Input files not found. Path typos are the most common cause. Tapis stages files into a working directory, so relative paths in the script must match the directory structure that was uploaded. Look in .err for messages like No such file or directory: 'inputs/motions/GM_01.txt'.
Walltime exceeded. SLURM kills jobs that exceed their max_minutes limit. The .err file will contain CANCELLED AT ... DUE TO TIME LIMIT. Resubmit with a longer walltime. A good rule of thumb is to add 50% margin beyond the expected runtime.
MPI configuration wrong. On TACC systems, ibrun is the correct MPI launcher (see Running HPC Jobs). If .err shows ORTE was unable to reliably start one or more daemons or MPI hostfile errors, check that the node/core counts match the model’s decomposition.
Wrong number of MPI ranks. If an OpenSees MP model is partitioned into 96 subdomains but the job requests 48 cores, the simulation will fail or produce incorrect results. Total ranks (node_count x cores_per_node) must match the model setup.
Ranks writing to the same file. If output files contain garbled data or results seem randomly wrong, check that each MPI rank writes to a unique filename. See Rank-aware file management.
Module not available. TACC uses environment modules to manage software versions. If .err shows Lmod has detected the following error: The following module(s) are unknown, the compute node does not have the expected software. This often happens when a module name or version has changed. Verify the app definition includes the correct module loads.
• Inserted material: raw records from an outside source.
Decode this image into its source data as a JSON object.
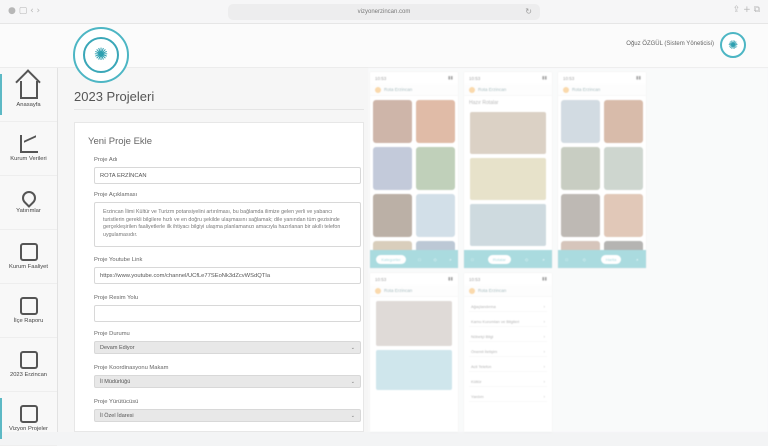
{
  "browser": {
    "url": "vizyonerzincan.com",
    "traffic": "● ▢ ‹ ›",
    "right_icons": "⇪  +  ⧉"
  },
  "header": {
    "logo_symbol": "✺",
    "user": "Oğuz ÖZGÜL (Sistem Yöneticisi)",
    "user_logo_symbol": "✺"
  },
  "sidebar": {
    "items": [
      {
        "label": "Anasayfa",
        "icon": "home-icon"
      },
      {
        "label": "Kurum Verileri",
        "icon": "chart-line-icon"
      },
      {
        "label": "Yatırımlar",
        "icon": "map-pin-icon"
      },
      {
        "label": "Kurum Faaliyet",
        "icon": "folder-icon"
      },
      {
        "label": "İlçe Raporu",
        "icon": "folder-open-icon"
      },
      {
        "label": "2023 Erzincan",
        "icon": "monitor-icon"
      },
      {
        "label": "Vizyon Projeler",
        "icon": "image-icon"
      }
    ]
  },
  "main": {
    "page_title": "2023 Projeleri",
    "form_title": "Yeni Proje Ekle",
    "fields": {
      "project_name_label": "Proje Adı",
      "project_name_value": "ROTA ERZİNCAN",
      "description_label": "Proje Açıklaması",
      "description_value": "Erzincan İlimi Kültür ve Turizm potansiyelini artırılması, bu bağlamda ilimize gelen yerli ve yabancı turistlerin gerekli bilgilere hızlı ve en doğru şekilde ulaşmasını sağlamak; dile yanından tüm gezisinde gerçekleşirilen faaliyetlerle ilk ihtiyacı bilgiyi ulaşma planlamanızı amacıyla hazırlanan bir akıllı telefon uygulamasıdır.",
      "youtube_label": "Proje Youtube Link",
      "youtube_value": "https://www.youtube.com/channel/UCfLe77SEoNk3dZcvWSdQTIa",
      "image_path_label": "Proje Resim Yolu",
      "image_path_value": "",
      "status_label": "Proje Durumu",
      "status_value": "Devam Ediyor",
      "coordinator_label": "Proje Koordinasyonu Makam",
      "coordinator_value": "İl Müdürlüğü",
      "manager_label": "Proje Yürütücüsü",
      "manager_value": "İl Özel İdaresi"
    }
  },
  "phones": {
    "time": "10:53",
    "app_name": "Rota Erzincan",
    "ready_routes": "Hazır Rotalar",
    "tab_categories": "Kategoriler",
    "tab_routes": "Rotalar",
    "tab_map": "Harita",
    "tab_list": "Menü",
    "menu_items": [
      "Ağaçlandırma",
      "Kamu Kurumları ve Bilgileri",
      "Nöbetçi Bilgi",
      "Önemli İletişim",
      "Acil Telefon",
      "Kültür",
      "Yardım"
    ]
  },
  "colors": {
    "accent": "#4db6c4",
    "tabbar": "#35a9b3"
  }
}
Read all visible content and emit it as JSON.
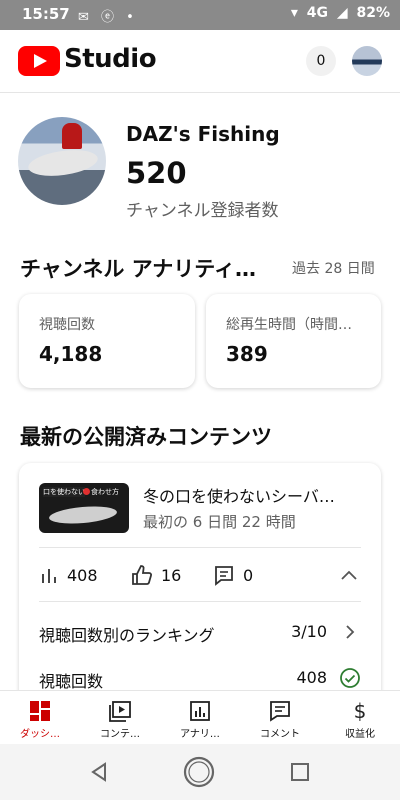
{
  "status_bar": {
    "time": "15:57",
    "network": "4G",
    "battery": "82%"
  },
  "app": {
    "title": "Studio",
    "notification_count": "0"
  },
  "channel": {
    "name": "DAZ's Fishing",
    "subscribers": "520",
    "subscribers_label": "チャンネル登録者数"
  },
  "analytics": {
    "title": "チャンネル アナリティ…",
    "period": "過去 28 日間",
    "metrics": [
      {
        "label": "視聴回数",
        "value": "4,188"
      },
      {
        "label": "総再生時間（時間…",
        "value": "389"
      }
    ]
  },
  "latest": {
    "section_title": "最新の公開済みコンテンツ",
    "video": {
      "thumbnail_text_left": "口を使わない",
      "thumbnail_text_right": "食わせ方",
      "title": "冬の口を使わないシーバ…",
      "period": "最初の 6 日間 22 時間",
      "views": "408",
      "likes": "16",
      "comments": "0"
    },
    "rows": [
      {
        "label": "視聴回数別のランキング",
        "value": "3/10",
        "icon": "chevron-right-icon"
      },
      {
        "label": "視聴回数",
        "value": "408",
        "icon": "check-circle-icon"
      }
    ]
  },
  "bottom_nav": [
    {
      "label": "ダッシ…",
      "icon": "dashboard-icon",
      "active": true
    },
    {
      "label": "コンテ…",
      "icon": "content-icon",
      "active": false
    },
    {
      "label": "アナリ…",
      "icon": "analytics-icon",
      "active": false
    },
    {
      "label": "コメント",
      "icon": "comment-icon",
      "active": false
    },
    {
      "label": "収益化",
      "icon": "dollar-icon",
      "active": false
    }
  ],
  "colors": {
    "brand_red": "#ff0000",
    "active_red": "#cc0000",
    "check_green": "#2e7d32",
    "secondary_text": "#606060"
  }
}
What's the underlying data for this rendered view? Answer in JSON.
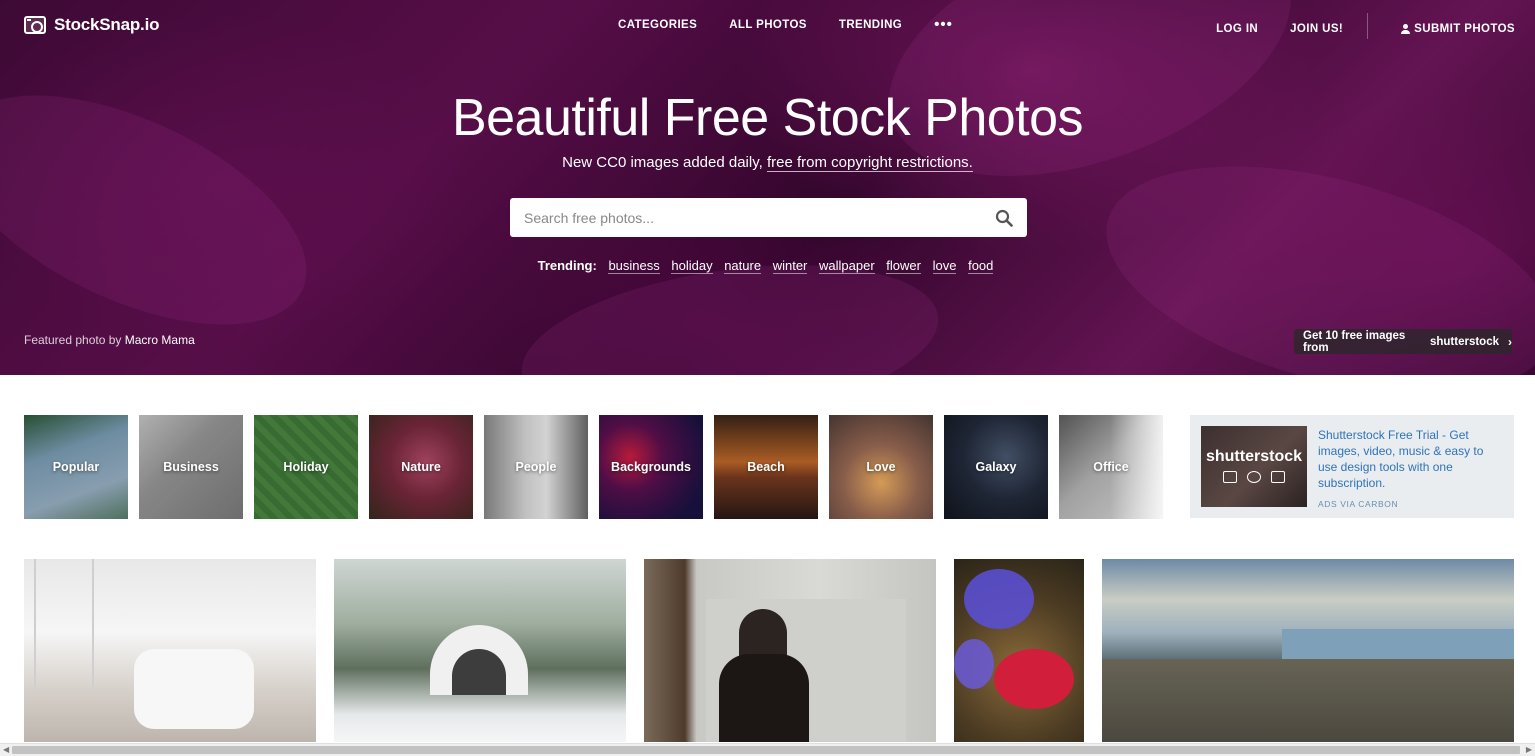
{
  "nav": {
    "logo": "StockSnap.io",
    "center": [
      "CATEGORIES",
      "ALL PHOTOS",
      "TRENDING"
    ],
    "more": "•••",
    "login": "LOG IN",
    "join": "JOIN US!",
    "submit": "SUBMIT PHOTOS"
  },
  "hero": {
    "title": "Beautiful Free Stock Photos",
    "subtitle_prefix": "New CC0 images added daily, ",
    "subtitle_link": "free from copyright restrictions.",
    "search_placeholder": "Search free photos...",
    "trending_label": "Trending:",
    "trending": [
      "business",
      "holiday",
      "nature",
      "winter",
      "wallpaper",
      "flower",
      "love",
      "food"
    ],
    "featured_prefix": "Featured photo by ",
    "featured_name": "Macro Mama",
    "shutterstock_cta": "Get 10 free images from",
    "shutterstock_brand": "shutterstock"
  },
  "categories": [
    "Popular",
    "Business",
    "Holiday",
    "Nature",
    "People",
    "Backgrounds",
    "Beach",
    "Love",
    "Galaxy",
    "Office"
  ],
  "ad": {
    "brand": "shutterstock",
    "text": "Shutterstock Free Trial - Get images, video, music & easy to use design tools with one subscription.",
    "via": "ADS VIA CARBON"
  },
  "colors": {
    "hero_bg": "#5a0f4c",
    "ad_link": "#2f73b8",
    "ad_bg": "#e9edf0"
  }
}
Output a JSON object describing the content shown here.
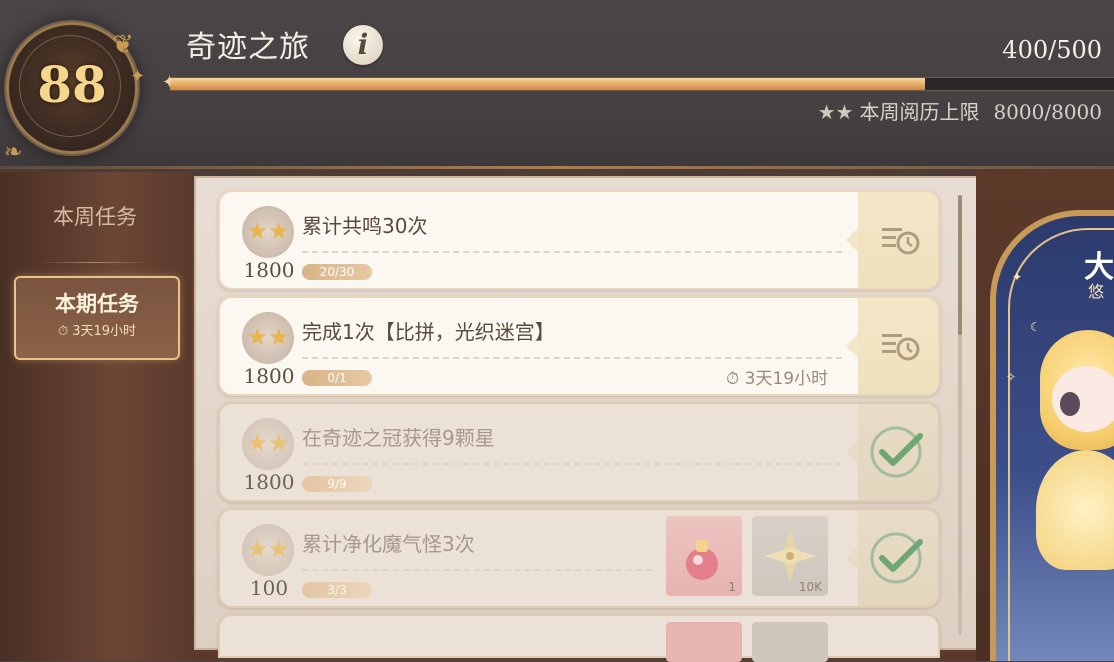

Staging failure. If the job fails during STAGING_INPUTS, Tapis could not copy the input files to the execution system. Common causes:
The
input_dir_uripath is wrong. Double-check withds.files.list()that the directory exists and contains the expected files.Permission denied on a MyProjects directory. The submitting user must be a member of the project.
The source directory is empty or does not exist on the storage system.
Storage quota exceeded on the execution system’s Work filesystem.
Archiving failure. If the job ran successfully but fails during ARCHIVING, Tapis could not copy the output files back to DesignSafe storage. Common causes:
The archive path does not exist or the user does not have write access.
The output is too large for the available Corral quota.
The job produced no output files (check that the simulation actually wrote results to the working directory).
In both cases, job.get_status() will show FAILED. Check the Tapis job history for the specific error message, or contact DesignSafe support with the job UUID.
Reconnecting to a running job¶
A lost notebook session does not mean losing track of a job. Reconnect using the job UUID.
from dapi import DSClient
ds = DSClient()
job = ds.jobs.job("your-job-uuid-here")
job.get_status()The job UUID appears in the output from ds.jobs.submit() and on the DesignSafe Job Status page in the portal.
Quick debugging workflow¶
When a job fails, work through these steps:
# 1. Check the final state
job.get_status()
# 2. List the output files
job.list_outputs()
# 3. Read the error log
print(job.get_output_content("tapisjob.err"))
# 4. Read the output log
print(job.get_output_content("tapisjob.out"))Most problems become clear from the error log. If not, work through the Troubleshooting checklist above.